We believe in one God, Father omnipotent, maker of heaven and earth, of all things visible and invisible.  And in one Lord Jesus Christ, the only begotten Son of God, born of the Father before all ages, light from light, true God from true God, begotten not made, consubstantial with the Father, by whom all things were made, who for us men and for our salvation came down and was made flesh by the Holy Spirit and of the Virgin Mary, and became man… And in the Holy Spirit, the Lord, the giver of life, who proceeds from the Father [and the Son] who together with the Father and the Son is worshipped and glorified…  Dz. 86; DS. 150

 

Council of Florence (Eugene IV) 1441 (1442)

“[This Council] firmly believes, professes, and proclaims that those not living within the Catholic Church, not only pagans, but also Jews and heretics and schismatics, cannot become participants in eternal life, but will depart “into everlasting fire which was prepared for the devil and his angels” [Matt. 25:41], unless before the end of life the same have been added to the flock; and that the unity of the ecclesiastical body is so strong that only to those remaining in it are the sacraments of the Church of benefit for salvation, and do fastings, almsgiving, and other functions of piety and exercises of Christian service produce eternal reward; and that no one, whatever almsgiving he has practised, even if he has shed blood for the name of Christ, can be saved, unless he has remained in the bosom and unity of the Catholic Church.”  Dz. 714; DS. 1351

 

Pope Pius IX, Encyclical Quanta cura (December 8th, 1864), Syllabus of Errors propositions to be held as condemned and proscribed:

n. 19.  The Church is not a perfect society absolutely free…  Dz. 1719; DS. 2919

 

Pope Leo XIII, Immortale Dei (November 1st, 1885) On the Constitution of States

“The Church, according to her nature, and her rights, is a perfect society as she possesses in herself and by herself, by the will and the goodness of her Founder, everything that is necessary for her existence and her efficacy.  As the aim which the Church pursues is the most sublime, so also her power is the most eminent and it cannot be considered as being less than the civil power or in any way subject to the civil power.”  (n. 10)   cf. Dz. 1869; DS. 3171

 

Pope Pius XII, Mystici Corporis (June 29th, 1943)

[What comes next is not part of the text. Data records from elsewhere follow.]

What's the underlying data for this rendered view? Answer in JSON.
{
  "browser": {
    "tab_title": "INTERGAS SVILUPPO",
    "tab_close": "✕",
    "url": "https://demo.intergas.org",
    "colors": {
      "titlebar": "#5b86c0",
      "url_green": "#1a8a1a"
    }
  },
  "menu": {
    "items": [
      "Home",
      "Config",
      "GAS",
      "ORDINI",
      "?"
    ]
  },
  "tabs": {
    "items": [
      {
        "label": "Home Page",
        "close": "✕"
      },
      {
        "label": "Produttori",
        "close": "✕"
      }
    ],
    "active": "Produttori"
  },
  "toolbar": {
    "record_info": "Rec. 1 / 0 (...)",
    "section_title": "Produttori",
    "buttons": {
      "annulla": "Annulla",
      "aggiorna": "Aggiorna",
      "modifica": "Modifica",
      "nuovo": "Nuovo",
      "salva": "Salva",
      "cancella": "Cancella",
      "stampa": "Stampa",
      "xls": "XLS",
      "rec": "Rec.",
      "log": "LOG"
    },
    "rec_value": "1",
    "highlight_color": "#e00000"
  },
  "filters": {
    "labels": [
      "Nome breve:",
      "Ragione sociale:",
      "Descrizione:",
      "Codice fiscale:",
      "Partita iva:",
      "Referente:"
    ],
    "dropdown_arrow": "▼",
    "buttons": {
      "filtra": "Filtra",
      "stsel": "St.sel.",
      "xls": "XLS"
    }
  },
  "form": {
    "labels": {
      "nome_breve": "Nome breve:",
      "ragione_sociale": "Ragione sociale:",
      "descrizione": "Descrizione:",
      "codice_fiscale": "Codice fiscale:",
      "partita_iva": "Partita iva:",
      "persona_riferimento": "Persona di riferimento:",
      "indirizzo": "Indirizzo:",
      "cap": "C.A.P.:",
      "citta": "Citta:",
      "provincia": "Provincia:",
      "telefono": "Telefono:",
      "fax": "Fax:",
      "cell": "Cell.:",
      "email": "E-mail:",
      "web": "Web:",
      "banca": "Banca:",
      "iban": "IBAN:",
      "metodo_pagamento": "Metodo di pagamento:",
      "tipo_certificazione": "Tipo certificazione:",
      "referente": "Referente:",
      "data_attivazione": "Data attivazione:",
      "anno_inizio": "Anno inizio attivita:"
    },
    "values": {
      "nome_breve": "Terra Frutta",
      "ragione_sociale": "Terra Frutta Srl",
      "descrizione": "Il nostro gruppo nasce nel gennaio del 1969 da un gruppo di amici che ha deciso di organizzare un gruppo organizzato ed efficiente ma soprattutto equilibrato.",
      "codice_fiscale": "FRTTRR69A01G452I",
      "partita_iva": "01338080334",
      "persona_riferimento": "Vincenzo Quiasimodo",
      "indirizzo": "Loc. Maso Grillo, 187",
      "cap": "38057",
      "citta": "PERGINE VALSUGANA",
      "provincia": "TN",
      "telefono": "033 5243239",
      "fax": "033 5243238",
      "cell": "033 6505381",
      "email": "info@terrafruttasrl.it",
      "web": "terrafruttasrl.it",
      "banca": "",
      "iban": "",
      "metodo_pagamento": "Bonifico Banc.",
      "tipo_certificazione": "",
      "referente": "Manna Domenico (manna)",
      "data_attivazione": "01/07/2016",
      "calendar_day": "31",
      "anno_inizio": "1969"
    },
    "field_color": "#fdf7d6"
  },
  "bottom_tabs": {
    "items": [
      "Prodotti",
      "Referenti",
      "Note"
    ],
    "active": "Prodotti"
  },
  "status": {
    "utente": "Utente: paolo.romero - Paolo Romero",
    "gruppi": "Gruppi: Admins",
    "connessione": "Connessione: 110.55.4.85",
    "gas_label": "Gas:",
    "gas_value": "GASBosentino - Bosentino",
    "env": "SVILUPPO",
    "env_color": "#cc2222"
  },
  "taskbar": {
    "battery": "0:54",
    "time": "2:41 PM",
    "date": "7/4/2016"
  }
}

“Only those are to be numbered among the members of the Church who have received the laver of regeneration and profess the true faith, and have not… separated themselves from the structure of the Body, or for very serious sins have not been excluded by lawful authority.  For in one spirit, says the Apostle, were we all baptised into one Body, whether Jews or Gentiles, whether bond or free [I Cor. 12: 13].  So, just as in the true community of the faithful of Christ there is only one Body, one Spirit, one Lord, and one Baptism, so there can be only one faith [cf. Eph. 4: 5]; and so he who refuses to hear the Church, as the Lord bids, let him be as the heathen and publican [cf. Matt. 18: 17].  Therefore, those who are divided from one another in faith or in government cannot live in the unity of such a body, and in its one divine spirit.”  Dz. 2286; DS. 3802

 

Argument

The one Church of Christ is the Catholic Church.  The Latin word subsistit does not have the limited meaning conveyed by the English verb ‘subsists’.  Its roots are the prefix sub-, meaning ‘under’, and sistere, a verb meaning ‘to stand’.  Hence the Latin subsistit signifies ‘stands under’, or ‘underlies’, as the ground underlies the feet of believer and non-believer alike.  The Catholic Church does not underlie the Church of Christ; she is the Church of Christ, the Mystical Body of Christ. 

 

The erroneous provision is drafted, cleverly, in an endeavour to include under the umbrella of the Catholic Church, Protestant and other schismatic churches.  That this is impossible, and heretical, appears from the Church’s constant teaching cited above.  The evil of this provision is that it engenders the view that it is not necessary to belong to the Catholic Church for salvation.  

 

Muslims not only reject the Catholic doctrine of the Trinity, they misconceive it fundamentally.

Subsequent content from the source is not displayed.